2. SanDisk Ultra II is equally fast than its cheaper and (outside PDA's) slower brother.

See also http://www.pocketpcthoughts.com/forums/viewtopic.php?t=36376 - that's a collection of some benchmarks; you may want to read the cache speed-related posts.

WyattEarp
01-19-2005, 06:52 PM
Any of these will should work fine but it isn't really necessary unless you are going to play games, watch movies or do backups. These things tend to run better due to the faster read/write speeds.

Not necessarily. See e.g. http://www.firstloox.org/forums/attachment.php?attachmentid=224 :

1. the Belkin eFilm Pro card, while having excellent reading speed, certainly sucks at writing to in a PDA - in almost every respect

2. SanDisk Ultra II is equally fast than its cheaper and (outside PDA's) slower brother.

See also http://www.pocketpcthoughts.com/forums/viewtopic.php?t=36376 - that's a collection of some benchmarks; you may want to read the cache speed-related posts.

That's why I only listed the ones I recommend. Therfore my suggestions remain true. The device being used must also be placed into consideration as they all are not created equal. I personally don't like raw data on read/write speeds since no one will test it on every machine available.

Menneisyys
01-19-2005, 06:59 PM
That's why I only listed the ones I recommend. Therfore my suggestions remain true.

Yeah, the Lexar SD card are indeed much better in a PDA than SanDisk cards, file creation time-wise. The SanDisk Ultra II, on the other hand, didn't fare better in some tests on given PDA's than the basic SanDisk.

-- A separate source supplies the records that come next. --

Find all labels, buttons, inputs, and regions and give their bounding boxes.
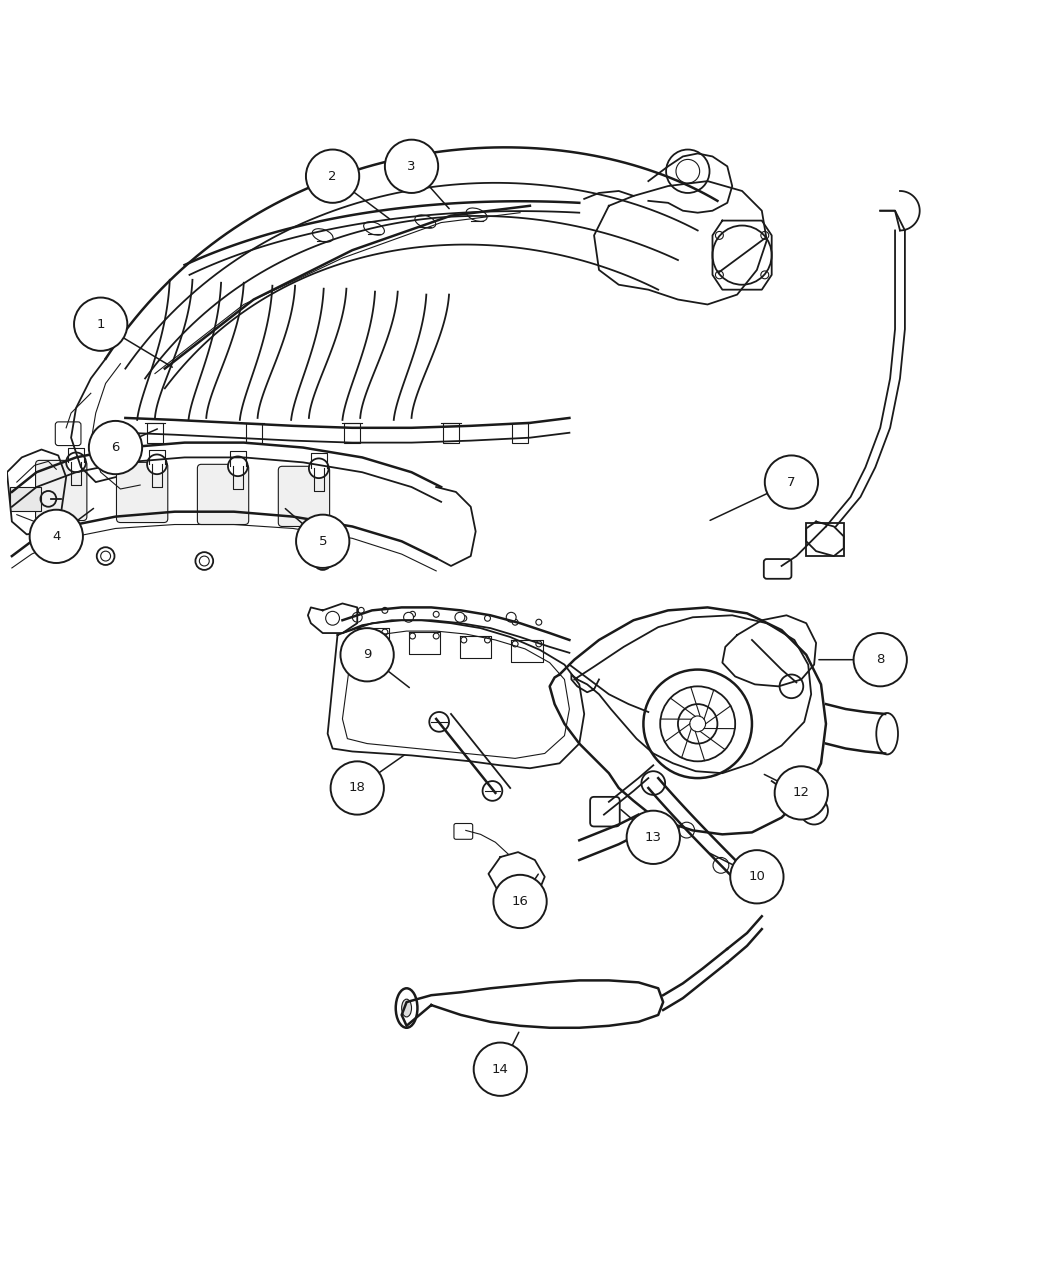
Text: 3: 3 <box>407 159 416 173</box>
Text: 8: 8 <box>876 653 884 667</box>
Circle shape <box>314 552 332 570</box>
Ellipse shape <box>402 1000 412 1017</box>
FancyBboxPatch shape <box>36 460 87 520</box>
Ellipse shape <box>415 215 436 228</box>
Circle shape <box>75 297 127 351</box>
Text: 12: 12 <box>793 787 810 799</box>
Circle shape <box>730 850 783 904</box>
Circle shape <box>309 459 329 478</box>
Circle shape <box>195 552 213 570</box>
Text: 2: 2 <box>329 170 337 182</box>
Circle shape <box>764 455 818 509</box>
Text: 14: 14 <box>491 1063 509 1076</box>
Text: 1: 1 <box>97 317 105 330</box>
FancyBboxPatch shape <box>590 797 619 826</box>
Circle shape <box>627 811 680 864</box>
Circle shape <box>97 547 114 565</box>
Text: 9: 9 <box>363 648 372 662</box>
Circle shape <box>854 634 907 686</box>
Circle shape <box>455 612 465 622</box>
Ellipse shape <box>363 222 384 235</box>
Text: 16: 16 <box>511 895 528 908</box>
FancyBboxPatch shape <box>763 558 792 579</box>
Circle shape <box>89 421 142 474</box>
Text: 10: 10 <box>749 871 765 884</box>
Circle shape <box>228 456 248 476</box>
FancyBboxPatch shape <box>454 824 473 839</box>
Circle shape <box>306 149 359 203</box>
Text: 6: 6 <box>111 441 120 454</box>
Text: 18: 18 <box>349 782 365 794</box>
FancyBboxPatch shape <box>278 467 330 527</box>
FancyBboxPatch shape <box>806 523 844 556</box>
Text: 4: 4 <box>52 530 61 543</box>
Circle shape <box>775 766 828 820</box>
Text: 5: 5 <box>318 534 327 548</box>
Circle shape <box>494 875 547 928</box>
Circle shape <box>800 797 828 825</box>
Circle shape <box>29 510 83 564</box>
Circle shape <box>331 761 384 815</box>
Circle shape <box>296 515 350 567</box>
Text: 7: 7 <box>788 476 796 488</box>
Circle shape <box>147 454 167 474</box>
Circle shape <box>340 629 394 681</box>
Circle shape <box>353 612 362 622</box>
FancyBboxPatch shape <box>117 463 168 523</box>
FancyBboxPatch shape <box>56 422 81 445</box>
Text: 13: 13 <box>645 831 662 844</box>
Circle shape <box>506 612 517 622</box>
FancyBboxPatch shape <box>9 487 42 511</box>
Circle shape <box>474 1043 527 1095</box>
Ellipse shape <box>466 208 487 222</box>
Circle shape <box>690 717 706 732</box>
Circle shape <box>66 453 86 472</box>
Circle shape <box>403 612 414 622</box>
Ellipse shape <box>312 228 333 242</box>
FancyBboxPatch shape <box>197 464 249 524</box>
Circle shape <box>642 771 665 794</box>
Circle shape <box>385 140 438 193</box>
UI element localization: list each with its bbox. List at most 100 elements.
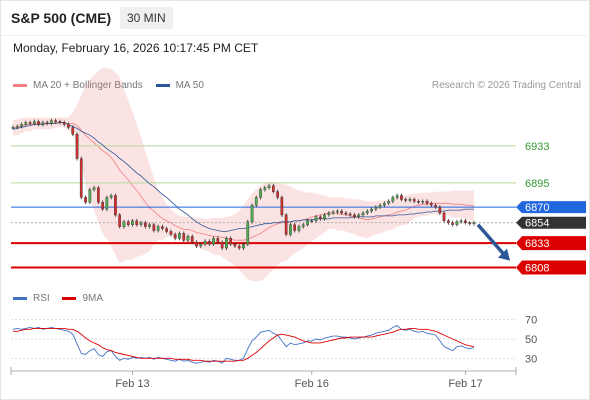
candle xyxy=(186,234,190,243)
candle-body xyxy=(11,127,15,129)
legend-rsi-ma: 9MA xyxy=(62,293,103,304)
ma50-line xyxy=(12,122,474,232)
candle-body xyxy=(361,212,365,216)
candle xyxy=(33,119,36,126)
candle xyxy=(250,203,254,224)
candle-body xyxy=(263,187,267,190)
candle-body xyxy=(28,122,32,124)
level-label-6808: 6808 xyxy=(525,262,549,274)
candle-body xyxy=(293,224,296,231)
candle-body xyxy=(24,122,28,125)
candle-body xyxy=(272,185,275,192)
candle-body xyxy=(421,201,425,203)
candle-body xyxy=(289,224,292,235)
candle-body xyxy=(131,220,134,225)
candle-body xyxy=(143,222,147,227)
candle-body xyxy=(50,120,53,124)
candle xyxy=(11,125,15,130)
candle xyxy=(284,213,288,237)
candle-body xyxy=(429,203,433,206)
candle xyxy=(242,242,245,250)
candle-body xyxy=(284,214,288,235)
candle xyxy=(306,218,309,227)
candle xyxy=(212,236,215,247)
candle-body xyxy=(464,220,467,223)
rsi-tick-label: 70 xyxy=(525,315,537,327)
candle xyxy=(79,156,83,200)
interval-button[interactable]: 30 MIN xyxy=(120,7,173,29)
candle-body xyxy=(438,206,442,214)
candle xyxy=(319,214,322,221)
candle xyxy=(28,120,32,126)
candle xyxy=(41,120,45,127)
candle-body xyxy=(182,233,186,241)
level-label-6854: 6854 xyxy=(525,218,549,230)
candle-body xyxy=(237,245,241,249)
level-tag-6808 xyxy=(516,260,586,275)
candle xyxy=(225,236,228,250)
candle xyxy=(15,124,19,130)
candle xyxy=(434,203,437,210)
candle-body xyxy=(472,222,476,224)
candle-body xyxy=(447,220,450,223)
candle-body xyxy=(412,199,416,202)
header-bar xyxy=(1,1,589,36)
candle-body xyxy=(378,204,382,208)
candle-body xyxy=(383,203,386,206)
candle xyxy=(84,195,87,205)
candle-body xyxy=(246,221,250,245)
candle xyxy=(412,197,416,204)
candle xyxy=(203,239,207,247)
candle-body xyxy=(400,195,403,200)
candle-body xyxy=(348,213,352,216)
candle xyxy=(459,218,463,224)
candle-body xyxy=(306,220,309,225)
candle xyxy=(75,132,79,161)
candle-body xyxy=(71,127,75,135)
candle xyxy=(447,218,450,225)
candle-body xyxy=(160,226,164,229)
candle-body xyxy=(75,133,79,159)
candle xyxy=(45,120,49,126)
candle-body xyxy=(33,121,36,124)
candle-body xyxy=(186,236,190,241)
candle xyxy=(139,220,143,227)
candle xyxy=(122,219,126,229)
candle xyxy=(254,195,258,208)
candle xyxy=(442,211,446,223)
ma50-swatch xyxy=(155,83,170,87)
rsi-label: RSI xyxy=(33,293,50,304)
rsi-tick-label: 30 xyxy=(525,353,537,365)
candle-body xyxy=(340,210,343,214)
candle-body xyxy=(62,122,66,125)
level-label-6895: 6895 xyxy=(525,178,549,190)
bollinger-label: MA 20 + Bollinger Bands xyxy=(33,80,143,91)
candle-body xyxy=(216,238,220,243)
candle-body xyxy=(250,204,254,222)
candle-body xyxy=(301,224,305,227)
candle xyxy=(156,224,160,233)
candle-body xyxy=(327,212,331,216)
price-legend: MA 20 + Bollinger Bands MA 50 xyxy=(13,80,214,91)
rsi-tick-label: 50 xyxy=(525,334,537,346)
candle-body xyxy=(468,222,472,224)
candle xyxy=(182,231,186,243)
candle xyxy=(340,209,343,215)
bollinger-swatch xyxy=(13,83,27,87)
candle xyxy=(331,210,335,215)
candle xyxy=(216,236,220,245)
candle xyxy=(336,209,339,214)
candle-body xyxy=(374,206,378,210)
candle-body xyxy=(267,185,271,188)
candle xyxy=(62,120,66,127)
candle xyxy=(344,211,348,216)
level-tag-6870 xyxy=(516,201,586,214)
candle-body xyxy=(79,158,83,198)
candle xyxy=(387,199,390,206)
candle-body xyxy=(451,222,454,225)
candle-body xyxy=(41,122,45,125)
level-label-6833: 6833 xyxy=(525,238,549,250)
candle-body xyxy=(404,199,407,201)
rsi-ma-label: 9MA xyxy=(82,293,104,304)
candle-body xyxy=(190,236,194,243)
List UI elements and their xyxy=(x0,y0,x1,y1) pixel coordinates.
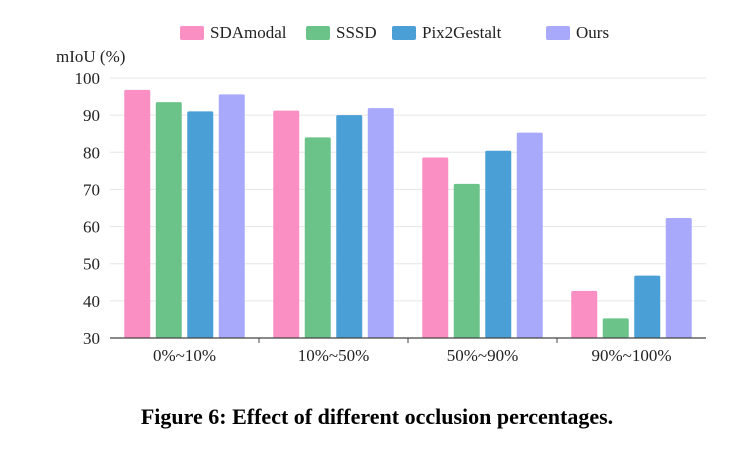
legend-label-pix2gestalt: Pix2Gestalt xyxy=(422,23,502,42)
x-tick-label: 90%~100% xyxy=(591,346,671,365)
legend: SDAmodal SSSD Pix2Gestalt Ours xyxy=(180,23,609,42)
x-tick-label: 50%~90% xyxy=(447,346,519,365)
legend-swatch-sdamodal xyxy=(180,26,204,40)
bar-chart: 30 40 50 60 70 80 90 100 mIoU (%) 0%~10% 10%~50%… xyxy=(56,23,706,365)
y-tick-label: 60 xyxy=(83,218,100,237)
x-tick-label: 0%~10% xyxy=(153,346,216,365)
bar-pix2gestalt-2 xyxy=(485,150,512,338)
y-tick-label: 50 xyxy=(83,255,100,274)
legend-label-sdamodal: SDAmodal xyxy=(210,23,287,42)
bar-sssd-3 xyxy=(602,318,629,338)
bar-sssd-0 xyxy=(155,102,182,339)
bar-sdamodal-0 xyxy=(124,89,151,338)
legend-swatch-ours xyxy=(546,26,570,40)
bars xyxy=(124,89,692,339)
y-tick-label: 90 xyxy=(83,106,100,125)
x-tick-label: 10%~50% xyxy=(298,346,370,365)
y-tick-label: 30 xyxy=(83,329,100,348)
figure-caption: Figure 6: Effect of different occlusion … xyxy=(140,404,614,429)
bar-ours-3 xyxy=(665,218,692,338)
bar-pix2gestalt-0 xyxy=(187,111,214,338)
legend-label-sssd: SSSD xyxy=(336,23,377,42)
bar-sdamodal-3 xyxy=(571,290,598,338)
bar-sdamodal-1 xyxy=(273,110,300,338)
bar-ours-0 xyxy=(218,94,245,338)
x-axis: 0%~10% 10%~50% 50%~90% 90%~100% xyxy=(110,337,706,365)
y-tick-label: 70 xyxy=(83,180,100,199)
bar-pix2gestalt-3 xyxy=(634,275,661,338)
legend-label-ours: Ours xyxy=(576,23,609,42)
y-tick-label: 100 xyxy=(75,69,101,88)
bar-sssd-1 xyxy=(304,137,331,338)
y-tick-label: 80 xyxy=(83,143,100,162)
bar-pix2gestalt-1 xyxy=(336,115,363,339)
bar-ours-2 xyxy=(516,132,543,338)
bar-sssd-2 xyxy=(453,183,480,338)
y-tick-label: 40 xyxy=(83,292,100,311)
legend-swatch-sssd xyxy=(306,26,330,40)
legend-swatch-pix2gestalt xyxy=(392,26,416,40)
y-axis: 30 40 50 60 70 80 90 100 xyxy=(75,69,101,348)
y-axis-label: mIoU (%) xyxy=(56,47,125,66)
bar-ours-1 xyxy=(367,108,394,338)
bar-sdamodal-2 xyxy=(422,157,449,338)
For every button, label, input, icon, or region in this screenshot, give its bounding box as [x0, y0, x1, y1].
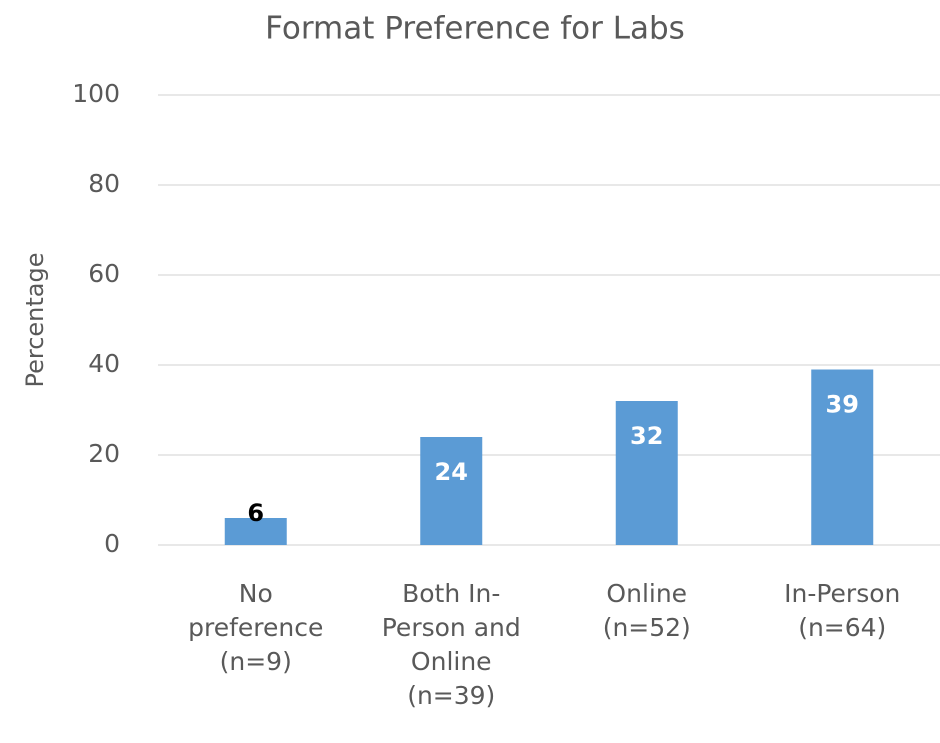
bar — [420, 437, 483, 545]
data-label: 32 — [630, 422, 663, 450]
y-tick-label: 80 — [88, 169, 120, 198]
data-label: 24 — [435, 458, 468, 486]
x-tick-label: Online (n=52) — [602, 579, 691, 642]
y-tick-label: 0 — [104, 529, 120, 558]
bar — [615, 401, 678, 545]
data-label: 39 — [826, 391, 859, 419]
y-tick-label: 20 — [88, 439, 120, 468]
y-tick-label: 60 — [88, 259, 120, 288]
bar — [224, 518, 287, 545]
y-axis-label: Percentage — [21, 252, 49, 387]
x-tick-label: In-Person (n=64) — [784, 579, 901, 642]
bar — [811, 369, 874, 545]
y-tick-label: 40 — [88, 349, 120, 378]
y-tick-label: 100 — [72, 79, 120, 108]
chart-title: Format Preference for Labs — [265, 11, 685, 47]
data-label: 6 — [247, 499, 264, 527]
x-tick-label: No preference (n=9) — [188, 579, 324, 676]
x-tick-label: Both In-Person and Online (n=39) — [381, 579, 521, 710]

The device being used must also be placed into consideration as they all are not created equal. I personally don't like raw data on read/write speeds since no one will test it on every machine available.

That's also right. PDA's, just like digicams, are different - some are considerably faster with fast cards, while others may even become unbearably slow if you use fast cards with them. So, the best way to get a card is trying before buying it - this is what I'm always recommending.